Instagram is particularly a place for reflecting feminine desires and insecurities back at the user in what can feel like an anxiety-producing way — there are endless inescapable manicure and wedding and body-positivity accounts and engagement-ring photographs on Instagram Discover. Or as one friend wrote to me angrily, “HAVE SEEN KYLIE’S BUTTOCKS NOW 586 WAYS, BUT I FOLLOW NO KARDASHIANS.” (She does, she admits, follow some Kardashian adjacents and Gwyneth Paltrow, which may explain it.) The algorithm also declines to cut anyone slack for a little harmless stalking: One friend told me that she had deeply investigated a woman who’d recently started following her ex, only to realize that it was a porn bot. Her feed now seems to think she’s a horny 13-year-old. Another was mortified to realize that her current boyfriend’s ex was the star of her Instagram Discover. Was this from her own research, or worse, from his tab-keeping while using her phone or computer? Neither option was what she wanted for her relationship. This sort of thing is what makes algorithm shame such an unsteadying, hard-to-ignore emotion. Because, for every incorrect and shallow assessment of your tastes, there is one searing, unsparing glimpse into the depths of your most secret fears and hopes.

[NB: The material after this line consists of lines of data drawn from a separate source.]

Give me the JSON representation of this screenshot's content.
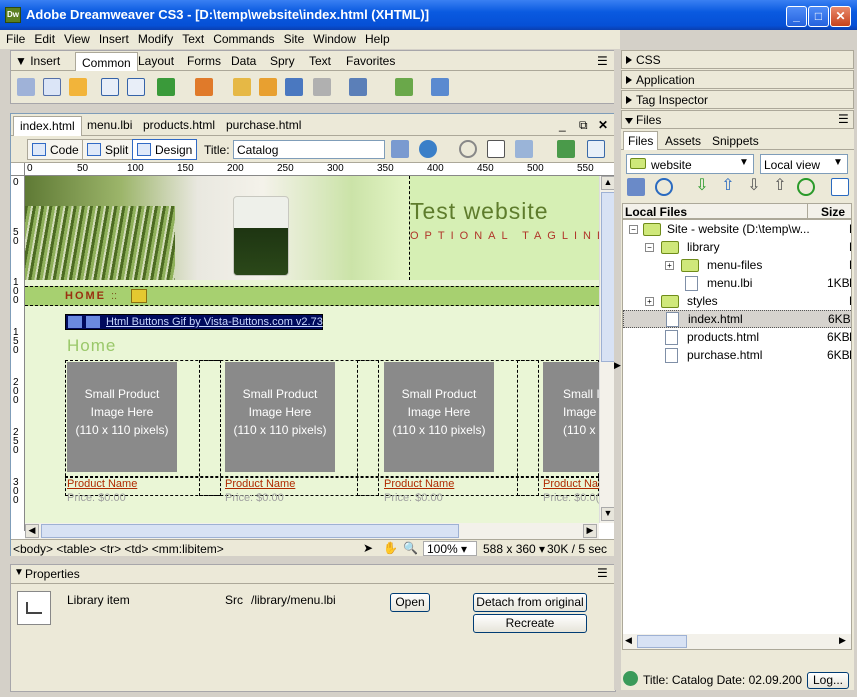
{
  "window": {
    "title": "Adobe Dreamweaver CS3 - [D:\\temp\\website\\index.html (XHTML)]",
    "app_icon_text": "Dw"
  },
  "menu": [
    "File",
    "Edit",
    "View",
    "Insert",
    "Modify",
    "Text",
    "Commands",
    "Site",
    "Window",
    "Help"
  ],
  "insert_panel": {
    "title": "Insert",
    "tabs": [
      "Common",
      "Layout",
      "Forms",
      "Data",
      "Spry",
      "Text",
      "Favorites"
    ],
    "active_tab": "Common"
  },
  "document": {
    "tabs": [
      "index.html",
      "menu.lbi",
      "products.html",
      "purchase.html"
    ],
    "active_tab": "index.html",
    "view_buttons": [
      "Code",
      "Split",
      "Design"
    ],
    "title_label": "Title:",
    "title_value": "Catalog",
    "ruler_ticks": [
      "0",
      "50",
      "100",
      "150",
      "200",
      "250",
      "300",
      "350",
      "400",
      "450",
      "500",
      "550"
    ],
    "vruler_ticks": [
      "0",
      "5 0",
      "1 0 0",
      "1 5 0",
      "2 0 0",
      "2 5 0",
      "3 0 0"
    ]
  },
  "page": {
    "site_title": "Test website",
    "tagline": "OPTIONAL TAGLINE",
    "nav_home": "HOME",
    "nav_sep": "::",
    "banner_link": "Html Buttons Gif by Vista-Buttons.com v2.73",
    "heading": "Home",
    "products": [
      {
        "image_text": [
          "Small Product",
          "Image Here",
          "(110 x 110 pixels)"
        ],
        "name": "Product Name",
        "price": "Price: $0.00"
      },
      {
        "image_text": [
          "Small Product",
          "Image Here",
          "(110 x 110 pixels)"
        ],
        "name": "Product Name",
        "price": "Price: $0.00"
      },
      {
        "image_text": [
          "Small Product",
          "Image Here",
          "(110 x 110 pixels)"
        ],
        "name": "Product Name",
        "price": "Price: $0.00"
      },
      {
        "image_text": [
          "Small I",
          "Image",
          "(110 x 11"
        ],
        "name": "Product Name",
        "price": "Price: $0.0("
      }
    ]
  },
  "status": {
    "tag_path": "<body> <table> <tr> <td> <mm:libitem>",
    "zoom": "100%",
    "size": "588 x 360",
    "download": "30K / 5 sec"
  },
  "properties": {
    "title": "Properties",
    "item_type": "Library item",
    "src_label": "Src",
    "src_value": "/library/menu.lbi",
    "open_button": "Open",
    "detach_button": "Detach from original",
    "recreate_button": "Recreate"
  },
  "right_panels": {
    "css": "CSS",
    "application": "Application",
    "tag_inspector": "Tag Inspector",
    "files": "Files",
    "files_tabs": [
      "Files",
      "Assets",
      "Snippets"
    ],
    "site_select": "website",
    "view_select": "Local view",
    "col_local": "Local Files",
    "col_size": "Size",
    "tree": [
      {
        "label": "Site - website (D:\\temp\\w...",
        "size": "",
        "type": "F",
        "kind": "root"
      },
      {
        "label": "library",
        "size": "",
        "type": "F",
        "kind": "folder"
      },
      {
        "label": "menu-files",
        "size": "",
        "type": "F",
        "kind": "folder"
      },
      {
        "label": "menu.lbi",
        "size": "1KB",
        "type": "L",
        "kind": "file"
      },
      {
        "label": "styles",
        "size": "",
        "type": "F",
        "kind": "folder"
      },
      {
        "label": "index.html",
        "size": "6KB",
        "type": "F",
        "kind": "file"
      },
      {
        "label": "products.html",
        "size": "6KB",
        "type": "F",
        "kind": "file"
      },
      {
        "label": "purchase.html",
        "size": "6KB",
        "type": "F",
        "kind": "file"
      }
    ],
    "footer_status": "Title: Catalog  Date: 02.09.200",
    "log_button": "Log..."
  }
}
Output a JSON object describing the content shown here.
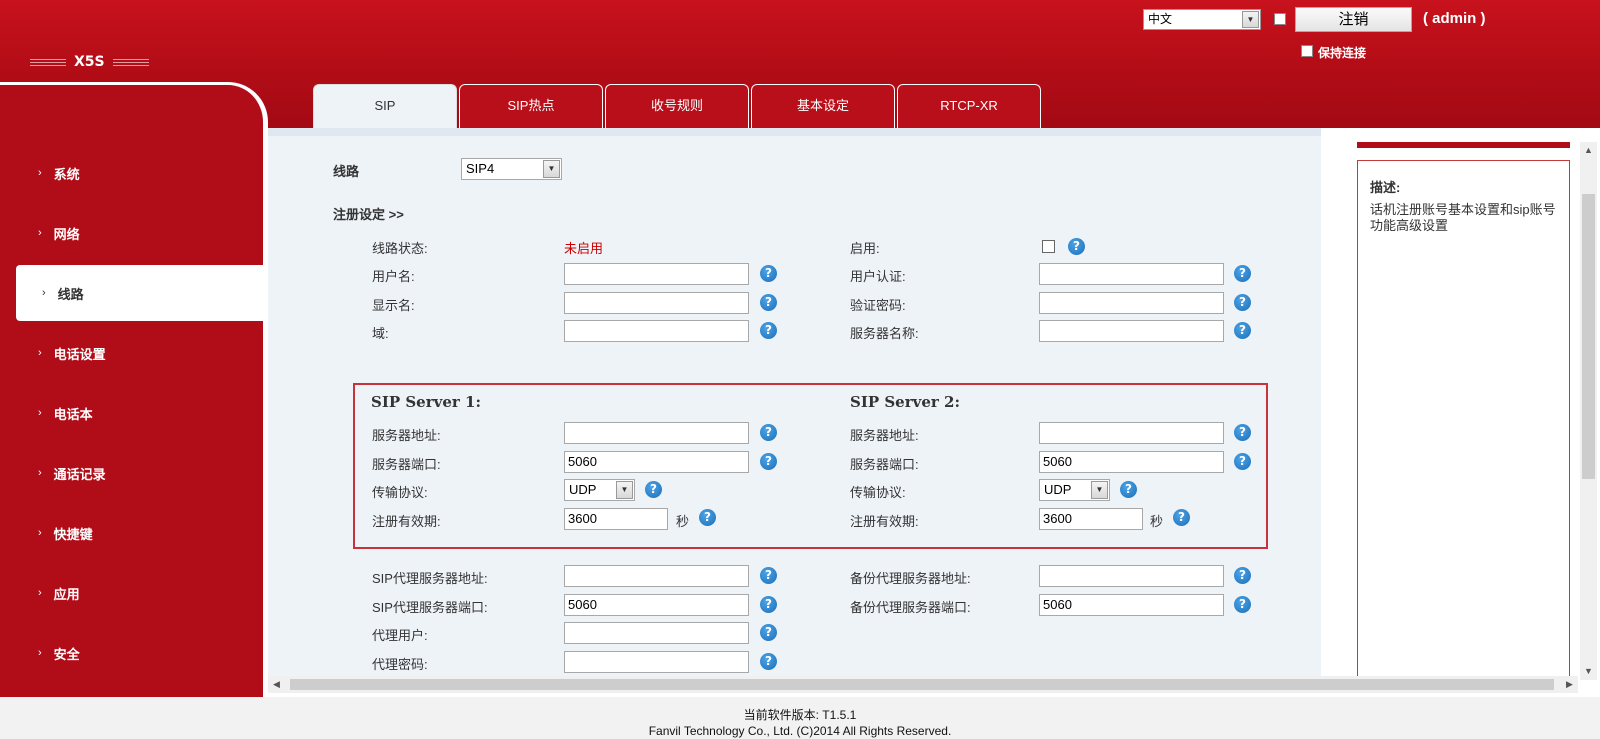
{
  "header": {
    "logo": "X5S",
    "language": "中文",
    "logout_label": "注销",
    "user": "( admin )",
    "keep_connected": "保持连接"
  },
  "tabs": [
    {
      "label": "SIP",
      "active": true
    },
    {
      "label": "SIP热点",
      "active": false
    },
    {
      "label": "收号规则",
      "active": false
    },
    {
      "label": "基本设定",
      "active": false
    },
    {
      "label": "RTCP-XR",
      "active": false
    }
  ],
  "sidebar": {
    "items": [
      {
        "label": "系统"
      },
      {
        "label": "网络"
      },
      {
        "label": "线路",
        "active": true
      },
      {
        "label": "电话设置"
      },
      {
        "label": "电话本"
      },
      {
        "label": "通话记录"
      },
      {
        "label": "快捷键"
      },
      {
        "label": "应用"
      },
      {
        "label": "安全"
      }
    ]
  },
  "form": {
    "line_label": "线路",
    "line_value": "SIP4",
    "reg_settings": "注册设定 >>",
    "line_status_label": "线路状态:",
    "line_status_value": "未启用",
    "enable_label": "启用:",
    "username_label": "用户名:",
    "username_value": "",
    "auth_user_label": "用户认证:",
    "auth_user_value": "",
    "display_name_label": "显示名:",
    "display_name_value": "",
    "auth_password_label": "验证密码:",
    "auth_password_value": "",
    "domain_label": "域:",
    "domain_value": "",
    "server_name_label": "服务器名称:",
    "server_name_value": "",
    "server1": {
      "title": "SIP Server 1:",
      "address_label": "服务器地址:",
      "address_value": "",
      "port_label": "服务器端口:",
      "port_value": "5060",
      "transport_label": "传输协议:",
      "transport_value": "UDP",
      "expiry_label": "注册有效期:",
      "expiry_value": "3600",
      "unit": "秒"
    },
    "server2": {
      "title": "SIP Server 2:",
      "address_label": "服务器地址:",
      "address_value": "",
      "port_label": "服务器端口:",
      "port_value": "5060",
      "transport_label": "传输协议:",
      "transport_value": "UDP",
      "expiry_label": "注册有效期:",
      "expiry_value": "3600",
      "unit": "秒"
    },
    "proxy_addr_label": "SIP代理服务器地址:",
    "proxy_addr_value": "",
    "backup_proxy_addr_label": "备份代理服务器地址:",
    "backup_proxy_addr_value": "",
    "proxy_port_label": "SIP代理服务器端口:",
    "proxy_port_value": "5060",
    "backup_proxy_port_label": "备份代理服务器端口:",
    "backup_proxy_port_value": "5060",
    "proxy_user_label": "代理用户:",
    "proxy_user_value": "",
    "proxy_password_label": "代理密码:",
    "proxy_password_value": ""
  },
  "description": {
    "title": "描述:",
    "text": "话机注册账号基本设置和sip账号功能高级设置"
  },
  "footer": {
    "version": "当前软件版本: T1.5.1",
    "copyright": "Fanvil Technology Co., Ltd. (C)2014 All Rights Reserved."
  },
  "colors": {
    "brand_red": "#b10d18",
    "pane_bg": "#eef3f8",
    "help_blue": "#1a6fb8"
  }
}
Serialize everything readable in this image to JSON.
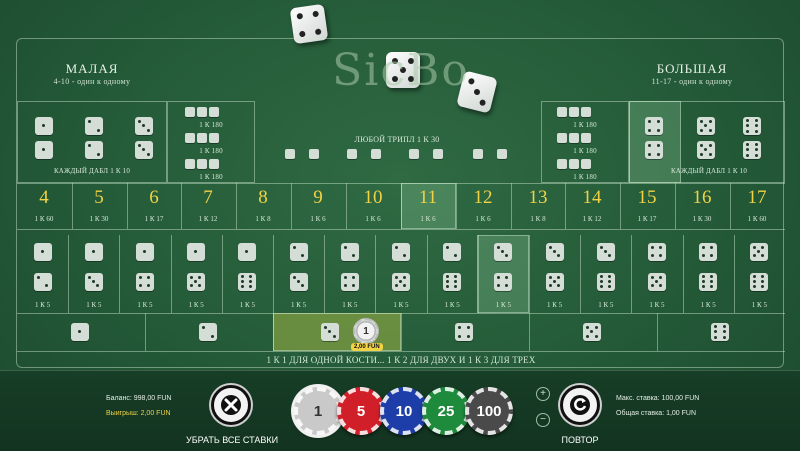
{
  "logo": {
    "text": "SicBo",
    "badge": "B"
  },
  "small_bet": {
    "title": "МАЛАЯ",
    "sub": "4-10 - один к одному"
  },
  "big_bet": {
    "title": "БОЛЬШАЯ",
    "sub": "11-17 - один к одному"
  },
  "double_label": "КАЖДЫЙ ДАБЛ 1 К 10",
  "triple_odds": "1 К 180",
  "any_triple": "ЛЮБОЙ ТРИПЛ 1 К 30",
  "totals": [
    {
      "n": "4",
      "odds": "1 К 60"
    },
    {
      "n": "5",
      "odds": "1 К 30"
    },
    {
      "n": "6",
      "odds": "1 К 17"
    },
    {
      "n": "7",
      "odds": "1 К 12"
    },
    {
      "n": "8",
      "odds": "1 К 8"
    },
    {
      "n": "9",
      "odds": "1 К 6"
    },
    {
      "n": "10",
      "odds": "1 К 6"
    },
    {
      "n": "11",
      "odds": "1 К 6"
    },
    {
      "n": "12",
      "odds": "1 К 6"
    },
    {
      "n": "13",
      "odds": "1 К 8"
    },
    {
      "n": "14",
      "odds": "1 К 12"
    },
    {
      "n": "15",
      "odds": "1 К 17"
    },
    {
      "n": "16",
      "odds": "1 К 30"
    },
    {
      "n": "17",
      "odds": "1 К 60"
    }
  ],
  "combo_odds": "1 К 5",
  "single_rule": "1 К 1 ДЛЯ ОДНОЙ КОСТИ... 1 К 2 ДЛЯ ДВУХ И 1 К 3 ДЛЯ ТРЕХ",
  "table_chip": {
    "value": "1",
    "badge": "2,00 FUN"
  },
  "balance": "Баланс: 998,00 FUN",
  "win": "Выигрыш: 2,00 FUN",
  "clear_all": "УБРАТЬ ВСЕ СТАВКИ",
  "repeat": "ПОВТОР",
  "max_bet": "Макс. ставка: 100,00 FUN",
  "total_bet": "Общая ставка: 1,00 FUN",
  "chips": [
    {
      "value": "1",
      "color": "#c9c9c9"
    },
    {
      "value": "5",
      "color": "#d11f2a"
    },
    {
      "value": "10",
      "color": "#1d3ea8"
    },
    {
      "value": "25",
      "color": "#1e8a3c"
    },
    {
      "value": "100",
      "color": "#4a4a4a"
    }
  ],
  "plus": "+",
  "minus": "−"
}
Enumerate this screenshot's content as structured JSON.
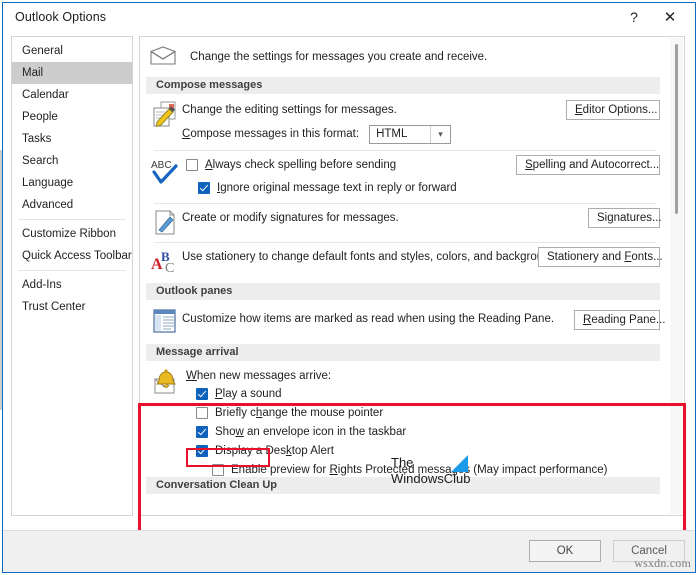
{
  "window": {
    "title": "Outlook Options",
    "help_icon": "question-mark-icon",
    "close_icon": "close-icon"
  },
  "sidebar": {
    "items": [
      {
        "label": "General",
        "selected": false
      },
      {
        "label": "Mail",
        "selected": true
      },
      {
        "label": "Calendar",
        "selected": false
      },
      {
        "label": "People",
        "selected": false
      },
      {
        "label": "Tasks",
        "selected": false
      },
      {
        "label": "Search",
        "selected": false
      },
      {
        "label": "Language",
        "selected": false
      },
      {
        "label": "Advanced",
        "selected": false
      },
      {
        "label": "Customize Ribbon",
        "selected": false
      },
      {
        "label": "Quick Access Toolbar",
        "selected": false
      },
      {
        "label": "Add-Ins",
        "selected": false
      },
      {
        "label": "Trust Center",
        "selected": false
      }
    ]
  },
  "content": {
    "intro": "Change the settings for messages you create and receive.",
    "intro_icon": "envelope-icon",
    "groups": {
      "compose": {
        "header": "Compose messages",
        "editing_text": "Change the editing settings for messages.",
        "editor_options_button": "Editor Options...",
        "format_label": "Compose messages in this format:",
        "format_value": "HTML",
        "spell_check_label": "Always check spelling before sending",
        "spell_check_checked": false,
        "ignore_original_label": "Ignore original message text in reply or forward",
        "ignore_original_checked": true,
        "spelling_button": "Spelling and Autocorrect...",
        "signatures_text": "Create or modify signatures for messages.",
        "signatures_button": "Signatures...",
        "stationery_text": "Use stationery to change default fonts and styles, colors, and backgrounds.",
        "stationery_button": "Stationery and Fonts..."
      },
      "panes": {
        "header": "Outlook panes",
        "reading_pane_text": "Customize how items are marked as read when using the Reading Pane.",
        "reading_pane_button": "Reading Pane..."
      },
      "arrival": {
        "header": "Message arrival",
        "icon": "bell-envelope-icon",
        "when_label": "When new messages arrive:",
        "options": [
          {
            "label": "Play a sound",
            "checked": true,
            "highlighted": true
          },
          {
            "label": "Briefly change the mouse pointer",
            "checked": false,
            "highlighted": false
          },
          {
            "label": "Show an envelope icon in the taskbar",
            "checked": true,
            "highlighted": false
          },
          {
            "label": "Display a Desktop Alert",
            "checked": true,
            "highlighted": false
          }
        ],
        "sub_option": {
          "label": "Enable preview for Rights Protected messages (May impact performance)",
          "checked": false
        }
      },
      "cleanup": {
        "header": "Conversation Clean Up"
      }
    }
  },
  "logo": {
    "line1": "The",
    "line2": "WindowsClub",
    "mark_color": "#1a9ae8"
  },
  "footer": {
    "ok_label": "OK",
    "cancel_label": "Cancel",
    "watermark": "wsxdn.com"
  },
  "annotation": {
    "color": "#e8112d"
  }
}
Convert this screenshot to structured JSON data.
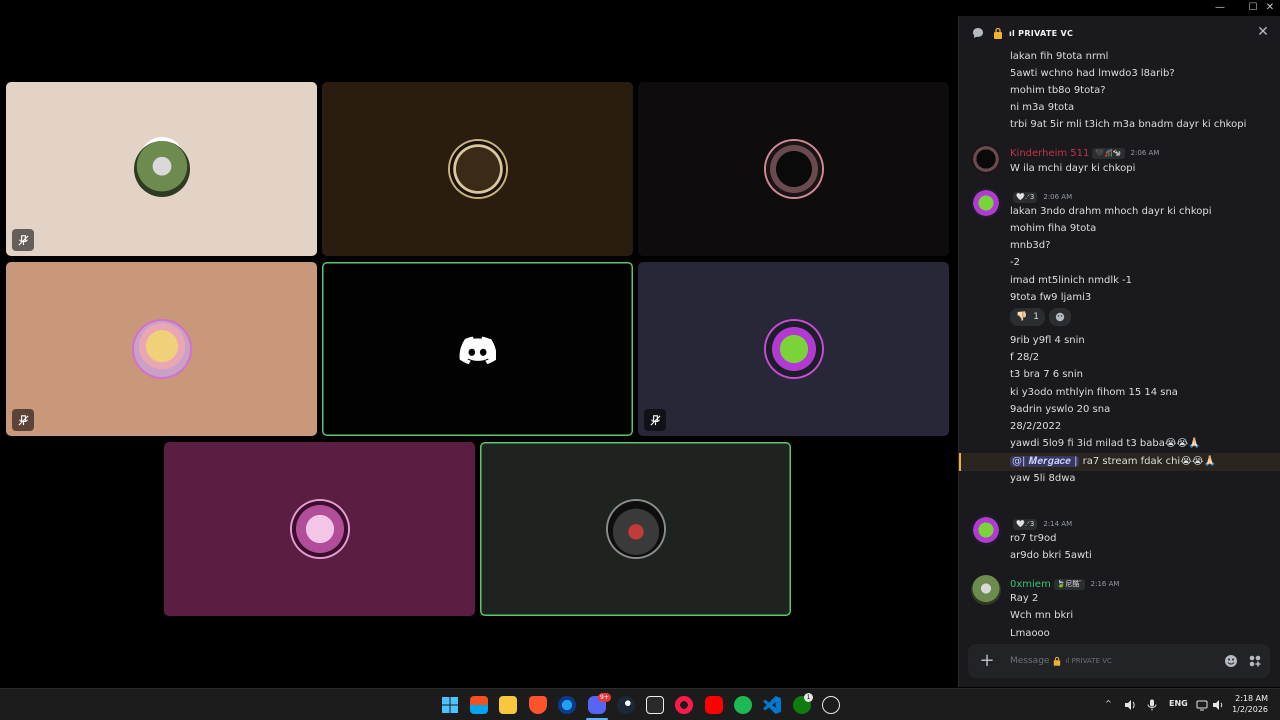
{
  "window": {
    "minimize_icon": "minimize-icon",
    "maximize_icon": "maximize-icon",
    "close_icon": "close-icon"
  },
  "stage": {
    "logo_icon": "discord-logo-icon",
    "tiles": [
      {
        "bg": "#e2d3c6",
        "muted": true
      },
      {
        "bg": "#2a1d10",
        "muted": false
      },
      {
        "bg": "#0e0c0c",
        "muted": false
      },
      {
        "bg": "#c9977a",
        "muted": true
      },
      {
        "bg": "#020202",
        "muted": false,
        "speaking": true
      },
      {
        "bg": "#272737",
        "muted": true
      },
      {
        "bg": "#5a1e42",
        "muted": false
      },
      {
        "bg": "#1f231f",
        "muted": false,
        "speaking": true
      }
    ]
  },
  "panel": {
    "title": "ıl PRIVATE VC",
    "chat_icon": "chat-bubble-icon",
    "lock_icon": "lock-icon",
    "messages": [
      {
        "text": "lakan fih 9tota nrml"
      },
      {
        "text": "5awti wchno had lmwdo3 l8arib?"
      },
      {
        "text": "mohim tb8o 9tota?"
      },
      {
        "text": "ni m3a 9tota"
      },
      {
        "text": "trbi 9at 5ir mli t3ich m3a bnadm dayr ki chkopi"
      }
    ],
    "groups": [
      {
        "author": "Kinderheim 511",
        "author_color": "#c03545",
        "tag": "🖤🎢🐄",
        "time": "2:06 AM",
        "lines": [
          "W ila mchi dayr ki chkopi"
        ]
      },
      {
        "author": "",
        "author_color": "#c03545",
        "tag": "🤍.ᐟ3",
        "time": "2:06 AM",
        "lines": [
          "lakan 3ndo drahm mhoch dayr ki chkopi",
          "mohim fiha 9tota",
          "mnb3d?",
          "-2",
          "imad mt5linich nmdlk -1",
          "9tota fw9 ljami3"
        ],
        "reaction": {
          "emoji": "👎🏻",
          "count": "1"
        },
        "lines_after": [
          "9rib y9fl 4 snin",
          "f 28/2",
          "t3 bra 7 6 snin",
          "ki y3odo mthlyin fihom 15 14 sna",
          "9adrin yswlo 20 sna",
          "28/2/2022",
          "yawdi 5lo9 fi 3id milad t3 baba😭😭🙏🏻"
        ],
        "mention": "@| 𝑴𝒆𝒓𝒈𝒂𝒄𝒆 |",
        "mention_rest": " ra7 stream fdak chi😭😭🙏🏻",
        "last": "yaw 5li 8dwa"
      },
      {
        "author": "",
        "author_color": "#c03545",
        "tag": "🤍.ᐟ3",
        "time": "2:14 AM",
        "lines": [
          "ro7 tr9od",
          "ar9do bkri 5awti"
        ]
      },
      {
        "author": "0xmiem",
        "author_color": "#2dc770",
        "tag": "🍃尼酷 ̈",
        "time": "2:16 AM",
        "lines": [
          "Ray 2",
          "Wch mn bkri",
          "Lmaooo"
        ]
      }
    ],
    "composer": {
      "placeholder_prefix": "Message",
      "placeholder_channel": "ıl PRIVATE VC",
      "add_icon": "plus-icon",
      "emoji_icon": "emoji-icon",
      "apps_icon": "apps-icon"
    }
  },
  "taskbar": {
    "apps": [
      "windows-start-icon",
      "microsoft-store-icon",
      "file-explorer-icon",
      "brave-browser-icon",
      "edge-browser-icon",
      "discord-app-icon",
      "steam-icon",
      "epic-games-icon",
      "music-app-icon",
      "youtube-icon",
      "spotify-icon",
      "vscode-icon",
      "xbox-icon",
      "app-circle-icon"
    ],
    "discord_badge": "9+",
    "xbox_badge": "1",
    "language": "ENG",
    "time": "2:18 AM",
    "date": "1/2/2026"
  }
}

I have one friend who recently, and at a relatively advanced age, realized he was interested in men. The algorithms understood this almost before he did. Before he had come out, when it was still something deeply private, his Instagram Discover page began, slowly, to be overtaken by things like beefcake photos of men, and enviable Fire Island retreats. Was it the way he lingered unconsciously over certain things in his feed? Telltale cookies from furtive late-night searches? Algorithm shame, for him, had a far more complicated valence. But now, some months and a coming-out later, he’s back to a more quotidian version of the emotion, and complained to me that the algorithm had begun serving him ads for something called Misterb&b — a cheesy gay men’s vacation rental service. He might be gay, but he’s not THAT kind of gay.
But the algorithm itself can’t feel shame at how wrong it got my friend, and that’s both its advantage and disadvantage. It is an insistent and tone-deaf sales clerk, one who might just hit on something that’s correct every once in a while, but more often just makes the customer want to hide out in the dressing room. It mistakes curiosity for approval, conflates the personal with the generic. But the truth is that we only notice it when it becomes clumsy and picks something wrong. Just as much as we shape it, it shapes us, an endless feedback loop of scrolling and clicking until we can’t remember if we’re embarrassed or if this, after all, is exactly what we wanted to see.